"Our right to marry is of paramount importance ,whether you as an individual gay person listening to me right now, want to get married now or ever. It is important because when a country has different laws for different categories of people, it sends its population a message. That the different group of people with lesser rights are somehow inferior, and less deserving of respect, and in fact, not wholly human. And that message is heard loud and clear by the worst elements of our society. It instructs them that if they are looking for someone to bully or beat or even kill, if they are looking for someone vulnerable to pray upon, gay people are a ready target.
"And that is why this movement is not just about our ability to get married, it's not just about our ability to have a party, it's not even about our ability to stand publicly and announce our love to the person we want to spend the rest of our life with. It's about demanding equal rights, equal responsibilities, equal opportunities, equal treatment, and equal protection under the law so that we can herald in a day when no parent will ever have to endure what our next speaker has endured. ladies and gentlemen, Judy Shepherd [the mother of Matthew Shepherd]."

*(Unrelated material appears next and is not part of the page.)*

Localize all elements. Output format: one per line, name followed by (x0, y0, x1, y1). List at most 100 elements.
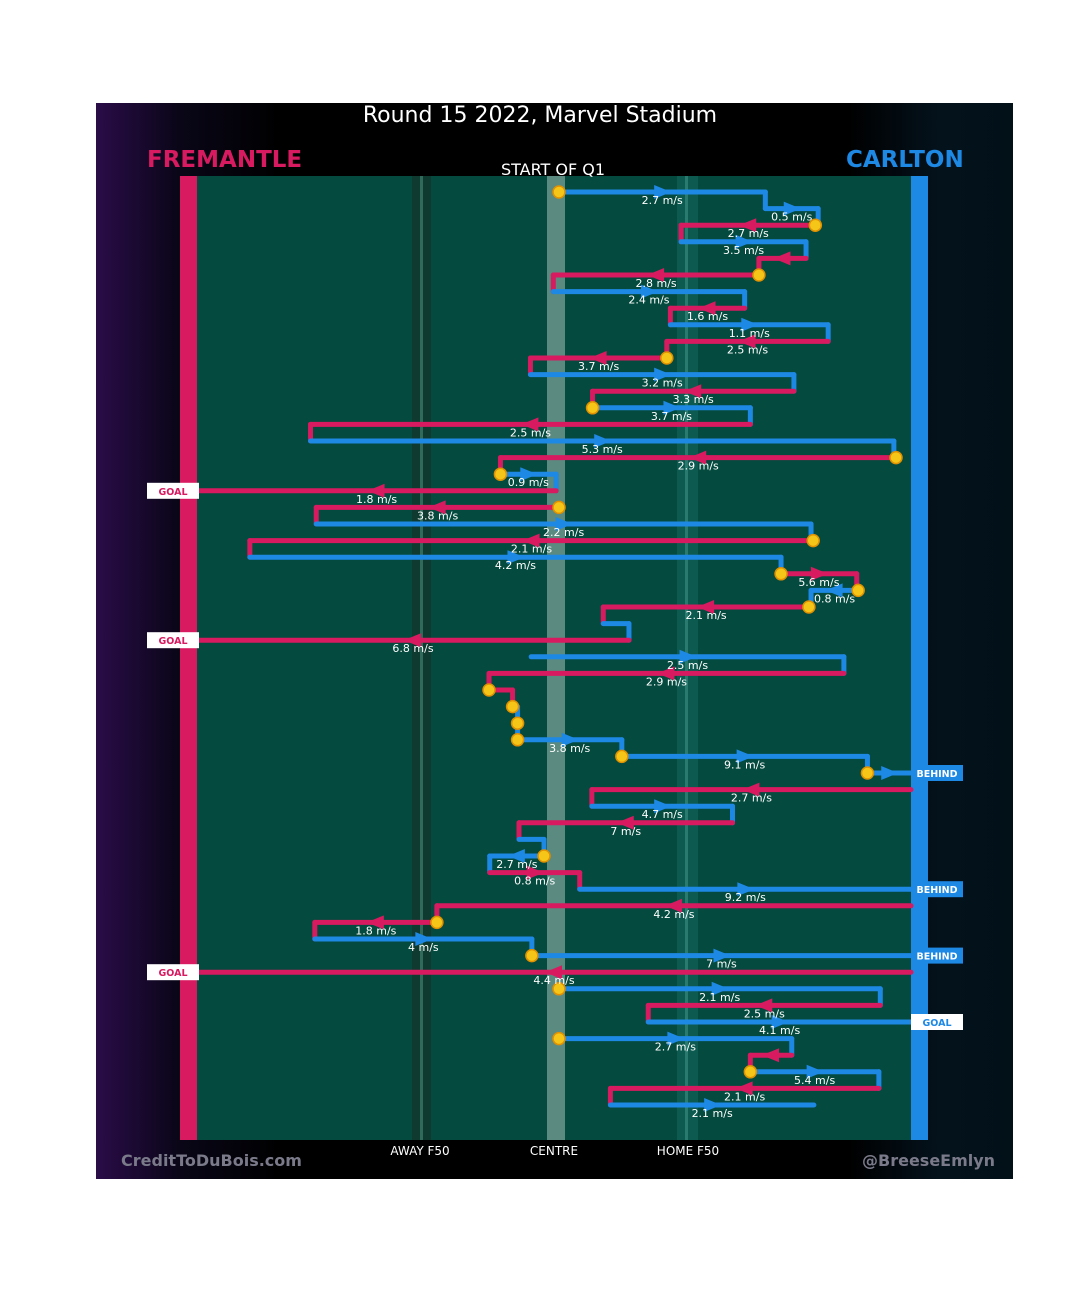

If our government separates its citizens in terms of the law, they are making a statement about the people it has divided. It singles those out and, whether intentional or unintentional, labels them unworthy, undesirable, and un-American. I'm tired of being told I'm a political eyesore, that I'm not worth a mention from a fearful President, that I'm not good enough to serve my country, that I'm the target of redneck police departments that want to have some fun at my expense....I have been told all my life from others that I am nothing but a sissy worthless faggot whose only value is being a punching bag, an object of ridicule, an object of hate in the name of Jesus Christ. I have had it up to goddamn here.
I am a tax paying, law abiding, contributing member of the United States of America. And I refuse to be told I'm less than any longer.